Harrison, CPS, Karner respond to health-care ruling

By Adriane Dorr
 
The Supreme Court of the United States June 28 ruled largely to let stand the Patient Protection and Affordable Care Act (PPACA), the controversial health-care reform legislation. 
 
The 5-4 ruling on the individual mandate leaves intact two prominent pieces of the act: (1) the individual mandate itself, which requires that individuals either purchase health-care coverage or face a tax, and (2) the Health and Human Services’ (HHS) Jan. 20 mandate, which requires virtually all health plans, including those of religious organizations, to cover contraceptive services and drugs that can cause abortions.
 
LCMS President Rev.
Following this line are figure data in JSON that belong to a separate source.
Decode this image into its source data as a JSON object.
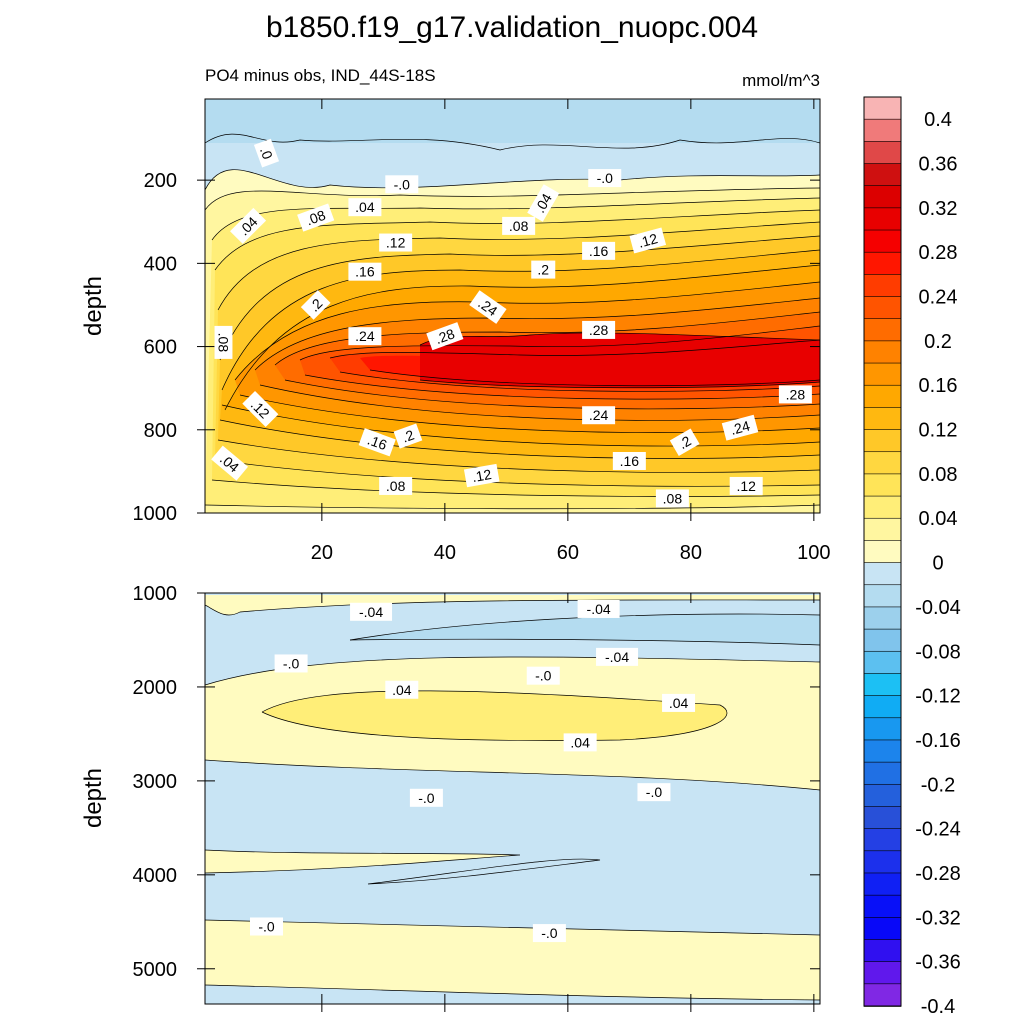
{
  "title": "b1850.f19_g17.validation_nuopc.004",
  "chart_data": {
    "type": "contour",
    "panel_top": {
      "subtitle_left": "PO4 minus obs, IND_44S-18S",
      "subtitle_right": "mmol/m^3",
      "ylabel": "depth",
      "xlim": [
        1,
        101
      ],
      "ylim": [
        1000,
        5
      ],
      "x_ticks": [
        "20",
        "40",
        "60",
        "80",
        "100"
      ],
      "x_tick_values": [
        20,
        40,
        60,
        80,
        100
      ],
      "y_ticks": [
        "200",
        "400",
        "600",
        "800",
        "1000"
      ],
      "y_tick_values": [
        200,
        400,
        600,
        800,
        1000
      ],
      "contour_labels": [
        {
          "text": ".0",
          "x": 11,
          "y": 135,
          "rot": 70
        },
        {
          "text": "-.0",
          "x": 33,
          "y": 210,
          "rot": 0
        },
        {
          "text": "-.0",
          "x": 66,
          "y": 195,
          "rot": 0
        },
        {
          "text": ".04",
          "x": 8,
          "y": 310,
          "rot": -45
        },
        {
          "text": ".08",
          "x": 19,
          "y": 290,
          "rot": -20
        },
        {
          "text": ".04",
          "x": 27,
          "y": 265,
          "rot": 0
        },
        {
          "text": ".04",
          "x": 56,
          "y": 255,
          "rot": -60
        },
        {
          "text": ".08",
          "x": 52,
          "y": 310,
          "rot": 0
        },
        {
          "text": ".12",
          "x": 32,
          "y": 350,
          "rot": 0
        },
        {
          "text": ".12",
          "x": 73,
          "y": 345,
          "rot": -15
        },
        {
          "text": ".16",
          "x": 65,
          "y": 370,
          "rot": 0
        },
        {
          "text": ".16",
          "x": 27,
          "y": 420,
          "rot": 0
        },
        {
          "text": ".2",
          "x": 56,
          "y": 415,
          "rot": 0
        },
        {
          "text": ".2",
          "x": 19,
          "y": 500,
          "rot": -45
        },
        {
          "text": ".24",
          "x": 47,
          "y": 505,
          "rot": 35
        },
        {
          "text": ".24",
          "x": 27,
          "y": 575,
          "rot": 0
        },
        {
          "text": ".28",
          "x": 40,
          "y": 575,
          "rot": -20
        },
        {
          "text": ".28",
          "x": 65,
          "y": 560,
          "rot": 0
        },
        {
          "text": ".08",
          "x": 4,
          "y": 590,
          "rot": 90
        },
        {
          "text": ".12",
          "x": 10,
          "y": 750,
          "rot": 45
        },
        {
          "text": ".24",
          "x": 65,
          "y": 765,
          "rot": 0
        },
        {
          "text": ".28",
          "x": 97,
          "y": 715,
          "rot": 0
        },
        {
          "text": ".24",
          "x": 88,
          "y": 795,
          "rot": -15
        },
        {
          "text": ".2",
          "x": 34,
          "y": 815,
          "rot": -20
        },
        {
          "text": ".16",
          "x": 29,
          "y": 830,
          "rot": 20
        },
        {
          "text": ".2",
          "x": 79,
          "y": 830,
          "rot": -30
        },
        {
          "text": ".16",
          "x": 70,
          "y": 875,
          "rot": 0
        },
        {
          "text": ".04",
          "x": 5,
          "y": 880,
          "rot": 40
        },
        {
          "text": ".12",
          "x": 46,
          "y": 910,
          "rot": -10
        },
        {
          "text": ".08",
          "x": 32,
          "y": 935,
          "rot": 0
        },
        {
          "text": ".12",
          "x": 89,
          "y": 935,
          "rot": 0
        },
        {
          "text": ".08",
          "x": 77,
          "y": 965,
          "rot": 0
        }
      ]
    },
    "panel_bottom": {
      "ylabel": "depth",
      "xlim": [
        1,
        101
      ],
      "ylim": [
        5375,
        1000
      ],
      "y_ticks": [
        "1000",
        "2000",
        "3000",
        "4000",
        "5000"
      ],
      "y_tick_values": [
        1000,
        2000,
        3000,
        4000,
        5000
      ],
      "contour_labels": [
        {
          "text": "-.04",
          "x": 28,
          "y": 1200,
          "rot": 0
        },
        {
          "text": "-.04",
          "x": 65,
          "y": 1170,
          "rot": 0
        },
        {
          "text": "-.04",
          "x": 68,
          "y": 1680,
          "rot": 0
        },
        {
          "text": "-.0",
          "x": 15,
          "y": 1750,
          "rot": 0
        },
        {
          "text": "-.0",
          "x": 56,
          "y": 1880,
          "rot": 0
        },
        {
          "text": ".04",
          "x": 33,
          "y": 2030,
          "rot": 0
        },
        {
          "text": ".04",
          "x": 78,
          "y": 2170,
          "rot": 0
        },
        {
          "text": ".04",
          "x": 62,
          "y": 2590,
          "rot": 0
        },
        {
          "text": "-.0",
          "x": 37,
          "y": 3180,
          "rot": 0
        },
        {
          "text": "-.0",
          "x": 74,
          "y": 3120,
          "rot": 0
        },
        {
          "text": "-.0",
          "x": 11,
          "y": 4550,
          "rot": 0
        },
        {
          "text": "-.0",
          "x": 57,
          "y": 4620,
          "rot": 0
        }
      ]
    },
    "colorbar": {
      "labels": [
        "0.4",
        "0.36",
        "0.32",
        "0.28",
        "0.24",
        "0.2",
        "0.16",
        "0.12",
        "0.08",
        "0.04",
        "0",
        "-0.04",
        "-0.08",
        "-0.12",
        "-0.16",
        "-0.2",
        "-0.24",
        "-0.28",
        "-0.32",
        "-0.36",
        "-0.4"
      ],
      "colors": [
        "#f8b4b4",
        "#f07a7a",
        "#e04848",
        "#cf1010",
        "#dc0000",
        "#e80000",
        "#f50000",
        "#ff1600",
        "#ff3c00",
        "#ff5400",
        "#ff6c00",
        "#ff8200",
        "#ff9600",
        "#ffa800",
        "#ffb810",
        "#ffc828",
        "#ffd740",
        "#ffe458",
        "#ffee78",
        "#fff6a0",
        "#fffbc0",
        "#c8e4f4",
        "#b4dcf0",
        "#9cd0ec",
        "#80c4ec",
        "#5cc0f0",
        "#1cc0f4",
        "#10acf4",
        "#1898f0",
        "#1c84ec",
        "#2070e4",
        "#2460dc",
        "#2850d8",
        "#2440e4",
        "#1c30ec",
        "#1020f4",
        "#0810f8",
        "#0808f8",
        "#3010f0",
        "#6018ec",
        "#8028e4"
      ]
    }
  }
}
Dr. Matthew C. Harrison, who has been a bold proponent of religious liberty, issued a response, saying, “The Court’s decision today guarantees that we will continue to bring awareness to the threat to religious liberty.” He also noted that the HHS birth-control mandate, in particular, “runs counter to the biblical truth of the sanctity of human life, and creates a conflict of conscience for religious employers and insurers, who face steep penalties for non-compliance based upon their deeply-held religious convictions.”
 
Concordia Plan Services, the Synod’s benefits provider, released a statement as well, noting that the organization will “continue to review the legislation and work to implement all applicable components of the Affordable Care Act for the Concordia Health Plan” and promised to help its members “navigate the changing landscape of health-care reform.” 
 
Harrison also sits on the board of Conscience Cause — a non-profit, non-partisan, public-policy advocacy organization comprising leaders from various faiths — which today released a statement noting that the ruling has “opened the door to a government that sees no limit to the amount of freedoms it can take away.”
 
The ruling follows the release of an open letter — drafted by Harrison and signed by more than 20 religious leaders — in support of religious freedom. Titled “Free Exercise of Religion: Putting Beliefs into Practice,” the document was released June 21, 2012, in advance of the Supreme Court’s ruling. The letter can be found at lcms.org/hhsmandate.
 
The letter’s signatories included Cardinal Timothy M. Dolan, archbishop of New York and president of the U.S. Conference of Catholic Bishops, and the Most Rev. Robert J. Carlson, archbishop of St. Louis. Leaders from other Lutheran churches as well as the Orthodox Church in America, the Hispanic Evangelical Association, the Islamic Society of Washington Area and others also signed their names to the letter.
 
Maggie Karner, LCMS Life and Health Ministries director, also reacted to the ruling, saying, “In our well-meaning and zealous strides to provide a solution to this [health-care] dilemma, we cannot selectively trample on the guaranteed freedoms of a singled-out population, particularly those who serve the public, but who, in the course of their service, carry deeply held religious convictions that value the sanctity of all human life.”   
 
Adriane Dorr is managing editor of The Lutheran Witness.